En lançant ce vaste mouvement revendicatif, les syndicats des travailleurs ont déjoué la stratégie du gouvernement de facto consistant à miser sur l’ambiance de terreur instaurée par les gangs criminels pour réduire les classes laborieuses au silence en dépit de la répression économique et politique. Ce réveil a surpris le pouvoir à un point tel qu’il a dû mobiliser les forces policières pour empêcher aux manifestants de se rendre devant la résidence officielle du premier ministre de facto néoduvaliériste Ariel Henri. À plusieurs reprises, les policiers qui sont toujours incapables de neutraliser les gangs, orchestrant plus d’une vingtaine de massacres dans plusieurs régions du pays, se sont révélés efficaces dans la répression des travailleurs. À coup de matraque, de balles létales et de gaz lacrymogènes à bout portant, ils ont blessé et ont procédé à l’arrestation arbitraire de plusieurs manifestantes.

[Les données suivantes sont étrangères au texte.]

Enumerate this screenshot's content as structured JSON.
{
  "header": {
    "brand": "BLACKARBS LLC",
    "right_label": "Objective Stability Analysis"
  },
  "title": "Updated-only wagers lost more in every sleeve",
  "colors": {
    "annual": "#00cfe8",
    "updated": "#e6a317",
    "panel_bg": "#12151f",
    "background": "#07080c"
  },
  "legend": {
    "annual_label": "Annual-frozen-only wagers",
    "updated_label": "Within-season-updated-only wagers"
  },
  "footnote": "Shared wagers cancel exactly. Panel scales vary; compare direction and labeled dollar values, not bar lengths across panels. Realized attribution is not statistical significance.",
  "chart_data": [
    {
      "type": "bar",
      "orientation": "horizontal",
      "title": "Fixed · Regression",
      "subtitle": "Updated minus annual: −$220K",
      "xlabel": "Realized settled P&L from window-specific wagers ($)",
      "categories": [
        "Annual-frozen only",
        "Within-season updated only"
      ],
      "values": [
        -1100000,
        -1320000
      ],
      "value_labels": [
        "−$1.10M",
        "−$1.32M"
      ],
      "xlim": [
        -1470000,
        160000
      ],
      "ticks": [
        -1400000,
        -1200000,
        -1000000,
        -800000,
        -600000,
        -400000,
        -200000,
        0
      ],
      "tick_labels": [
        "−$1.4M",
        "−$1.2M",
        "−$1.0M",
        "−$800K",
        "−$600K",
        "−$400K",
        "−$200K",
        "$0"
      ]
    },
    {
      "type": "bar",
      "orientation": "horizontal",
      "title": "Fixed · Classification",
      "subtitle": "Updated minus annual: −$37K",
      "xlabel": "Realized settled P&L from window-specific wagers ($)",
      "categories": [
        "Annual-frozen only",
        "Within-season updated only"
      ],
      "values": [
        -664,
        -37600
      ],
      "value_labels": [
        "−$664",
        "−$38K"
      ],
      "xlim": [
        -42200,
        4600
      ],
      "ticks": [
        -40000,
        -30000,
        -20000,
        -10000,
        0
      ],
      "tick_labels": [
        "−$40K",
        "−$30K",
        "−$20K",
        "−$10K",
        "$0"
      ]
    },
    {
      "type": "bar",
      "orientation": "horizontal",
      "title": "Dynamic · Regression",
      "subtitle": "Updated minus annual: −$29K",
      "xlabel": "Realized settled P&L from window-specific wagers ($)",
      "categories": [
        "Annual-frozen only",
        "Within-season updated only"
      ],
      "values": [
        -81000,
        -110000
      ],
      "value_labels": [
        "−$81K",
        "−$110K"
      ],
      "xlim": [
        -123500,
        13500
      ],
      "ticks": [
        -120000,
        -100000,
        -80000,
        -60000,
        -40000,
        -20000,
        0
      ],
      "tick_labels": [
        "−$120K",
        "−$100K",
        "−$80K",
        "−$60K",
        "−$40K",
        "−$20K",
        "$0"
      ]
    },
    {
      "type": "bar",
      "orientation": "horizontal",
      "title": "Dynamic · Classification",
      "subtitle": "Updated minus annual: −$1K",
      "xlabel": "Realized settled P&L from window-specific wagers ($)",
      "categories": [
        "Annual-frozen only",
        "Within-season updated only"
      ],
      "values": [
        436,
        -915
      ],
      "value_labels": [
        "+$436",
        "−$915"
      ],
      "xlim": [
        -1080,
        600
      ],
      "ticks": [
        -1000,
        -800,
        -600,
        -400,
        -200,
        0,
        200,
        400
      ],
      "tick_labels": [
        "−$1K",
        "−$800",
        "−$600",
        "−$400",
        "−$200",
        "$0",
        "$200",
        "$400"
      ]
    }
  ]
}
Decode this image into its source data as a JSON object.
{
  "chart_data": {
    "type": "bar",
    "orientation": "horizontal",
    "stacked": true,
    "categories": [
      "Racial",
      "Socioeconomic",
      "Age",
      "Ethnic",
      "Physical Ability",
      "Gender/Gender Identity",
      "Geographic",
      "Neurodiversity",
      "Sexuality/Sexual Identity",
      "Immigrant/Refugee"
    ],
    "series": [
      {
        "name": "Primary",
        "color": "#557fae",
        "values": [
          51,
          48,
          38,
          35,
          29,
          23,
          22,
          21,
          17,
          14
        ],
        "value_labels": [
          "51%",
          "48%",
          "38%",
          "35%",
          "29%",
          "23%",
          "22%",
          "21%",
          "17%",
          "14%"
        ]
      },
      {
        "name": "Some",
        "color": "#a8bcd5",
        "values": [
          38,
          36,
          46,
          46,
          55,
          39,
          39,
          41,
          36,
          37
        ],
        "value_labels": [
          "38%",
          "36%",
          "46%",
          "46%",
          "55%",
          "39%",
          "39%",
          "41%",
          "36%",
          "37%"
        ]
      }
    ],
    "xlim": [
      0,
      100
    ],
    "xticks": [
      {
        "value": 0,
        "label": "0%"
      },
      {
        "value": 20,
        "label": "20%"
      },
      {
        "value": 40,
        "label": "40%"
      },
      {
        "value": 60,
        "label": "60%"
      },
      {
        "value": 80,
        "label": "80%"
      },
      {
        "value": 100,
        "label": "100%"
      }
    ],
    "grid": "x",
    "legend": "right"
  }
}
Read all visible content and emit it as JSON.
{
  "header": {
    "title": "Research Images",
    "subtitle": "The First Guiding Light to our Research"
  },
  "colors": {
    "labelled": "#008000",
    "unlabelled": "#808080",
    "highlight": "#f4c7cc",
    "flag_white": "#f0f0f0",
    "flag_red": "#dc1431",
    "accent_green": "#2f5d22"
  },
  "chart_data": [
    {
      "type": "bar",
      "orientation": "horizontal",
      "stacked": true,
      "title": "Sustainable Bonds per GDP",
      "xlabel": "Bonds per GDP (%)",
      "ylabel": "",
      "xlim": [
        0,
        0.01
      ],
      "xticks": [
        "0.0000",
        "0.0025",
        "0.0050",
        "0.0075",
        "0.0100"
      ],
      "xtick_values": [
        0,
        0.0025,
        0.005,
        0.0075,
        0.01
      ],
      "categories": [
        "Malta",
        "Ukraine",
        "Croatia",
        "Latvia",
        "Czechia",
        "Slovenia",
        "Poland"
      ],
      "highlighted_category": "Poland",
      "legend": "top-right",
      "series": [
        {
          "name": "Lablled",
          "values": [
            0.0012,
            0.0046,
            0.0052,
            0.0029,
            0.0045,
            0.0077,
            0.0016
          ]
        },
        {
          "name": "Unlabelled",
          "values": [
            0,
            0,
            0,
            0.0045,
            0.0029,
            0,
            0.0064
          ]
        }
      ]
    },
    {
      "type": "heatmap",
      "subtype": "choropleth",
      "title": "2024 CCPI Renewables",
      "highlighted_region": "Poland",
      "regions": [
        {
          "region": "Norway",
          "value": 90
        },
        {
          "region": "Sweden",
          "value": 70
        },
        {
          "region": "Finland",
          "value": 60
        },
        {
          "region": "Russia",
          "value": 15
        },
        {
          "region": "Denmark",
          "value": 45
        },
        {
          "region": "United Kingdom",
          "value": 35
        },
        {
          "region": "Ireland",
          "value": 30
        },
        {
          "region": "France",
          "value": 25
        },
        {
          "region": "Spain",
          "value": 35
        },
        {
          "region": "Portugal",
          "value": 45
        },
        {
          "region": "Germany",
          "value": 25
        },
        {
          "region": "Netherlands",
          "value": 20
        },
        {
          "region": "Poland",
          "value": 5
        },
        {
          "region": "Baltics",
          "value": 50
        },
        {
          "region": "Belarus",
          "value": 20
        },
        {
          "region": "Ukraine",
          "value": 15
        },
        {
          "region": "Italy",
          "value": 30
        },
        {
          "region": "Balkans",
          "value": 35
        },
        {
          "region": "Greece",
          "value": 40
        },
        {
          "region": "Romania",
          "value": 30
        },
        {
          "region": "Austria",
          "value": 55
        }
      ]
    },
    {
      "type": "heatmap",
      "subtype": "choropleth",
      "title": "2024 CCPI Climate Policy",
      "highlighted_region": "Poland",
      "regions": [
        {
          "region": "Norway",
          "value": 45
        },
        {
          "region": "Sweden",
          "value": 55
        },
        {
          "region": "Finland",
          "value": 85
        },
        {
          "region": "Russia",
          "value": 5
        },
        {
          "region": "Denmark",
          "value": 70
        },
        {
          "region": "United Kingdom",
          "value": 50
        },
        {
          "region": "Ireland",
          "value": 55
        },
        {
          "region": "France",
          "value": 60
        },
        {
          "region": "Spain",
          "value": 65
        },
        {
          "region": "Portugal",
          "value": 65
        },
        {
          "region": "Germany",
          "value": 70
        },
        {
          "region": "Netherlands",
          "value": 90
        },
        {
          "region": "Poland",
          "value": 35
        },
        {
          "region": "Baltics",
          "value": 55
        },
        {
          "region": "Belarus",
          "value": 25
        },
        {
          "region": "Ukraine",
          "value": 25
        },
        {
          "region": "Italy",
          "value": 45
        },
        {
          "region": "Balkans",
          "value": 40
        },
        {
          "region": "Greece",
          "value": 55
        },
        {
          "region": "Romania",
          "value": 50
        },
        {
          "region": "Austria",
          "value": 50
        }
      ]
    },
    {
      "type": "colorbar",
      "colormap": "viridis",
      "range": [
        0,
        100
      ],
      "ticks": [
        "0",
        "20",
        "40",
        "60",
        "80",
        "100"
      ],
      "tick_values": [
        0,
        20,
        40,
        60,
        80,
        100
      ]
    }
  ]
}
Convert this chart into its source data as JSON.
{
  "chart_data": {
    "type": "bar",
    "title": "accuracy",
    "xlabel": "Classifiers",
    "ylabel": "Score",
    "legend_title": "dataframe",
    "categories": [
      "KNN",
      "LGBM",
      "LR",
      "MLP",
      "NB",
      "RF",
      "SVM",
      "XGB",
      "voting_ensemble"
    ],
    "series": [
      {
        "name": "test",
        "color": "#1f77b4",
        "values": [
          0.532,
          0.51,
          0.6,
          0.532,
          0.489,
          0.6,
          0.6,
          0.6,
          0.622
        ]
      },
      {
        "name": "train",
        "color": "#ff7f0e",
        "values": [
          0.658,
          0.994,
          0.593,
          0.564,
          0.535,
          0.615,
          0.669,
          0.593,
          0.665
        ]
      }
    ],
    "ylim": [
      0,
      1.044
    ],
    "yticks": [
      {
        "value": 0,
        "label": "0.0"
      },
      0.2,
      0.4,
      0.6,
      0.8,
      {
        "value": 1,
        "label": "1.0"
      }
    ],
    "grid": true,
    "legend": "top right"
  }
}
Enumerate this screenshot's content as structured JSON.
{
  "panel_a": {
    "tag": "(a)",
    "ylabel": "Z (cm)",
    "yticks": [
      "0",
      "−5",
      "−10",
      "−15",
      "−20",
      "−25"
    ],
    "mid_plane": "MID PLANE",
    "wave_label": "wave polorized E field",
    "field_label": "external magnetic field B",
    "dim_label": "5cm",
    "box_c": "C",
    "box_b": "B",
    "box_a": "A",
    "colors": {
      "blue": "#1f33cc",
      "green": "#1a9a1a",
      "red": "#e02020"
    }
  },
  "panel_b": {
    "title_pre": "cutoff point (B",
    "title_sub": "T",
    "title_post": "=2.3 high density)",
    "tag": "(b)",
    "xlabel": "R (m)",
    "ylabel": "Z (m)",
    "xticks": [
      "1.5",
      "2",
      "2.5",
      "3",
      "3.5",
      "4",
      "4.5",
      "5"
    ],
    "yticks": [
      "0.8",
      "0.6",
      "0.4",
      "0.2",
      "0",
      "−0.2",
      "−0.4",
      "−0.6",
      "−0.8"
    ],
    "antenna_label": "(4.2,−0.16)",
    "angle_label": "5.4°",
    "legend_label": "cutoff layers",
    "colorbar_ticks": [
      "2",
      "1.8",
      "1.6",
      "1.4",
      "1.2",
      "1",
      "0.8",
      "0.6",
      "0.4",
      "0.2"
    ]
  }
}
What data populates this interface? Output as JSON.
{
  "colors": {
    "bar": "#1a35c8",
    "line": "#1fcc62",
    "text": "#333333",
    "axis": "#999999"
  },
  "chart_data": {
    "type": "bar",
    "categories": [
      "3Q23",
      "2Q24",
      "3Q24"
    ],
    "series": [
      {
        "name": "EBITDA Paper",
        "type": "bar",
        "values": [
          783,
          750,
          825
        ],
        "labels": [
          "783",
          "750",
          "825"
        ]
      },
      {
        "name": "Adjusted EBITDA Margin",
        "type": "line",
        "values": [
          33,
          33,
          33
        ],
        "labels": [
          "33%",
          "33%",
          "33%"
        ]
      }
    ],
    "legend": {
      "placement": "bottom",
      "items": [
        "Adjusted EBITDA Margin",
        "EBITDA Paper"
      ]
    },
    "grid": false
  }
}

Solidaire à la lutte des travailleurs haïtiens, le REHMONCO dénonce et condamne la répression sanguinaire de la police contre les manifestants. Il réclame la libération sans condition des travailleurs et travailleuses arrêtés. Une fois de plus, le gouvernement néoduvaliériste d’Ariel Henri s’est mis du coté de la bourgeoisie haïtienne et des firmes multinationales qui exploitent les travailleurs dans les ateliers de misère du parc industriel à Port-au-Prince et dans les autres villes du pays.
Le REHMONCO en profite pour lancer un appel de solidarité aux classes laborieuses du Canada, aux plateformes syndicales de l’Amérique du sud et des caraïbes à la lutte des travailleurs haïtiens.